Being the smallest human RHOGAP, ARHGAP11B is not decorated with any known domain or motif (Fig. 1). The involvement of ARHGAP11B in neuronal development by promoting basal progenitor amplification and neocortex expansion has been reported recently (91). This study has shown that ARHGAP11B does not exhibit RHOGAP activity as compared with AHRGAP11A and its variants. However, its GAP activity was measured indirectly by monitoring more downstream RHOA/ROCK activity. ARHGAP11A and -11B share 90% identical sequences in their RHOGAP domain and mainly differ at the very C-terminal end (91), which is highly variable in all RHOGAPs (supplemental Fig. S1). Other residues that are essential for the RHOGAP activity are highly conserved in ARHGAP11B indicating that this GAP, although very small, may act as GAP for RHO proteins. In this context, the C-terminal KLL and RED motifs that were detected in a blast search in this study (see above) may play a role in protein-protein interactions (39,–41).

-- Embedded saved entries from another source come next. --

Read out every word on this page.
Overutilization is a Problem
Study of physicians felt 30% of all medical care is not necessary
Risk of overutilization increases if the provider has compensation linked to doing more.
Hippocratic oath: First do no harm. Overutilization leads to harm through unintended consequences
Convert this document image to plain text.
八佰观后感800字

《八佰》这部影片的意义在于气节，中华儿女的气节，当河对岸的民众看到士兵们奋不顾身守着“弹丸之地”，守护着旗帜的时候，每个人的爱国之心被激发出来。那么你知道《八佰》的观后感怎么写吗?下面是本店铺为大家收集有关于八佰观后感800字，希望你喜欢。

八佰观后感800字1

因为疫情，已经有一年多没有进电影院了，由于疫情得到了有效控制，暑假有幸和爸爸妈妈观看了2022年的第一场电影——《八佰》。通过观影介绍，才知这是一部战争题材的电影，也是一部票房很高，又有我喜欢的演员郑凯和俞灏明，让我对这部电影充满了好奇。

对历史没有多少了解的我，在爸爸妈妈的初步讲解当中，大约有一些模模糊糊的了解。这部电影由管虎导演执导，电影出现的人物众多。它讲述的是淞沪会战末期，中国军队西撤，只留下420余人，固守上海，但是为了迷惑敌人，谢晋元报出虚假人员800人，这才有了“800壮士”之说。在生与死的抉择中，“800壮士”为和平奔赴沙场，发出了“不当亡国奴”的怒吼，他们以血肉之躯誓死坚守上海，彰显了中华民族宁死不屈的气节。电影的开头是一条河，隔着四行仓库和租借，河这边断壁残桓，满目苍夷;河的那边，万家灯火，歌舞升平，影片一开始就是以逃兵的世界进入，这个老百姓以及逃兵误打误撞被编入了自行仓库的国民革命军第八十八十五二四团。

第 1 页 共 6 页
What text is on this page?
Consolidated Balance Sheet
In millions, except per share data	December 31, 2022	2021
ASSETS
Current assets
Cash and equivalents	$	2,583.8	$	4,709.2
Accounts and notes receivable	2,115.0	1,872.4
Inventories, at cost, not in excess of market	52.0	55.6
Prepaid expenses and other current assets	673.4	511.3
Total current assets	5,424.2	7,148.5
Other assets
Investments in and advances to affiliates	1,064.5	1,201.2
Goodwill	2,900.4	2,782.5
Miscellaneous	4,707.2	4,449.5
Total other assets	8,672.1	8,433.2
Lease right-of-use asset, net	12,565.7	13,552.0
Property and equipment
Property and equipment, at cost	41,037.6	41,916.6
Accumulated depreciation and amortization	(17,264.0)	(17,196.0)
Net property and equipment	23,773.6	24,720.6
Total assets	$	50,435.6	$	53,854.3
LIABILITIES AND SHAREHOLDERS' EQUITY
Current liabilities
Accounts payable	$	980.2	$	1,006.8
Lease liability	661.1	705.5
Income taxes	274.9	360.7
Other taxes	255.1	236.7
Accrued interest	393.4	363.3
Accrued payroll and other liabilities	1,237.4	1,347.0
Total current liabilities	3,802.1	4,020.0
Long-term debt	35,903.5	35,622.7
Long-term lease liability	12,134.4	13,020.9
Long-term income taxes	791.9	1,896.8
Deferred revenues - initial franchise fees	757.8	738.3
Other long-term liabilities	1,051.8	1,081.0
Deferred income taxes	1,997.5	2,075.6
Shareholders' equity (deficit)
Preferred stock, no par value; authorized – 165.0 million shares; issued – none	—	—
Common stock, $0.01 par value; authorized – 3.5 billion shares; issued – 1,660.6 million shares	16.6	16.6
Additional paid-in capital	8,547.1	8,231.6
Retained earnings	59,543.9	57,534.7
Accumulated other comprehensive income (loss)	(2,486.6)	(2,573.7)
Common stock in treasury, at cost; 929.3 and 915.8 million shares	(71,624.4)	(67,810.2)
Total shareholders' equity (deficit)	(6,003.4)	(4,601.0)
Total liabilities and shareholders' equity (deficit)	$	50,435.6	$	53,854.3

Functionalization of the RHOGAPs with various modular building blocks, especially the membrane-associating domains, is a prerequisite for successful orchestration of a series of spatiotemporal events, including recruitment, subcellular localization, assembly of proactive protein complexes, and ultimately association with and inactivation of the substrate RHO protein. Reduced dimensionality on distinct regions of the cell membrane does not only achieve high specificity of the RHOGAPs but also tremendously enhances their overall catalytic activity.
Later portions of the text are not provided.